Irony, thought Thea, the English teacher, she always had trouble teaching it to her students. It had to do with incongruities.

He continued.

“I think we should call the po-lice, Thea.”

“Anyway, time for a nap Dad, let’s go… I’ll make you something to eat for when you wake up.”

He nodded, and moved his jaw up and down like he was chewing on a strand of grass. Spit bubbles had formed in the corners of his mouth. Thea used her sleeve to wipe the spit, and helped him walk up to his bedroom. 

It was difficult to explain irony, and it was difficult to explain the meaning of the word incongruity. Then how was she supposed to teach it? She felt that she wasn’t a very good English teacher, but that it wasn’t always her fault, that maybe there was something about irony’s maliciousness that fourteen year olds refused to acknowledge or accept.
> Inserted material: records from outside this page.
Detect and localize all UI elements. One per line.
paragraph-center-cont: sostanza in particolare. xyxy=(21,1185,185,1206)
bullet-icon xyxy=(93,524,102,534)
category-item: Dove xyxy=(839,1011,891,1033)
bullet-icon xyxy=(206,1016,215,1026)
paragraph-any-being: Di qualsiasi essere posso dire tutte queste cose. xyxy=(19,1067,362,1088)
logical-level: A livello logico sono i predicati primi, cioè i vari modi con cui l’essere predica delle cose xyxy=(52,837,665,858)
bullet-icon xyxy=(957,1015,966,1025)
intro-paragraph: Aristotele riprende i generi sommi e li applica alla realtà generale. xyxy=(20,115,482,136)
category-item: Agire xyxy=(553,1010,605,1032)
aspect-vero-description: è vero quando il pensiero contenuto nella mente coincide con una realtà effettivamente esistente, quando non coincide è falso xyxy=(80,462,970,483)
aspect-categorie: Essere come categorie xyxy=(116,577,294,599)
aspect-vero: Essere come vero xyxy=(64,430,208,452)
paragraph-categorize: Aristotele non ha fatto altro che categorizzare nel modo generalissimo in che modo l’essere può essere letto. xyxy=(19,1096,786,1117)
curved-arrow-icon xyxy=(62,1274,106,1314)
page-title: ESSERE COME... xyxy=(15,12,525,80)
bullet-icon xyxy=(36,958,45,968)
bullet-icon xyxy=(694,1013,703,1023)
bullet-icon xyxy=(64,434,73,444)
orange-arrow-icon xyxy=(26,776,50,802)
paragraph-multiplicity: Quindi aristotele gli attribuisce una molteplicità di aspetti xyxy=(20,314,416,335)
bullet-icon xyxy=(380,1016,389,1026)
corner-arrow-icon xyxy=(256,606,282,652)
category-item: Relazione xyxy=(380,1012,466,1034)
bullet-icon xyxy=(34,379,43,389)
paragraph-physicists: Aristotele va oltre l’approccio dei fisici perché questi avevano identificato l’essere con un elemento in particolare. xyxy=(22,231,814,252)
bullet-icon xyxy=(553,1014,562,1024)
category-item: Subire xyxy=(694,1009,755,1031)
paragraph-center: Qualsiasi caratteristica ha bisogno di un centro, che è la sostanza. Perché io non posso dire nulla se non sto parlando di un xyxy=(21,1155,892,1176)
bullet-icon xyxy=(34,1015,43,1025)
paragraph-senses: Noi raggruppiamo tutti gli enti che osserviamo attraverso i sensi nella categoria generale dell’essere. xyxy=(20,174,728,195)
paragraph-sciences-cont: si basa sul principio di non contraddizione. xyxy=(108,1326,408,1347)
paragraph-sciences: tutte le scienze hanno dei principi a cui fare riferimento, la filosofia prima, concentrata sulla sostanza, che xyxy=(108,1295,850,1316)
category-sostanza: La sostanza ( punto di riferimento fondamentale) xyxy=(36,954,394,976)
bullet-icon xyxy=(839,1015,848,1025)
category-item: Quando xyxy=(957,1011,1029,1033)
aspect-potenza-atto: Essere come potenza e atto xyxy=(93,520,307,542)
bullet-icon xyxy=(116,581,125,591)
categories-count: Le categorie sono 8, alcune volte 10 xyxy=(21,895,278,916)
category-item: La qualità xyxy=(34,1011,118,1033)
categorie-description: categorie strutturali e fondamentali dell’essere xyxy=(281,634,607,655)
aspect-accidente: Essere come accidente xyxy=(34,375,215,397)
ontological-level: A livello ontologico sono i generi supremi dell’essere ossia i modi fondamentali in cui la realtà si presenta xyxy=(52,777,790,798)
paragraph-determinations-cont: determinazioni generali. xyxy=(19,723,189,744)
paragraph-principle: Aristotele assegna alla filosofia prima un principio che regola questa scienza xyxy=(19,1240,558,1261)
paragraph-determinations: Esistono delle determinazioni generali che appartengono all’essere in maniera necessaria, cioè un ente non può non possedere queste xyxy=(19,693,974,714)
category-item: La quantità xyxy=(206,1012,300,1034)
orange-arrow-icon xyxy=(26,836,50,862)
Her father’s room still had that same oily smell of lemongrass and lime and lavender that Thea’s mother would brush into her hair in the mornings. She helped him undress and slip into bed.

“Goodnight honey,” he said. He still chewed on air.

Thea left the room.

In the kitchen, she saw two dirty dishes by the sink and the answering machine light flashing red, and she suddenly pictured her mother walking through the door, young again, keys jingling, her purse shaped like a doctor’s bag dropped on the cool linoleum. She thought to herself what a funny thing it would be if her father was healthy and she was the sick one. If what she believed to be true was false, and her father was right. But the vision blurred as she rolled her sleeves up to wash two small plates, and then open a can of soup and butter one untoasted piece of bread that would be her father’s lunch when he awoke.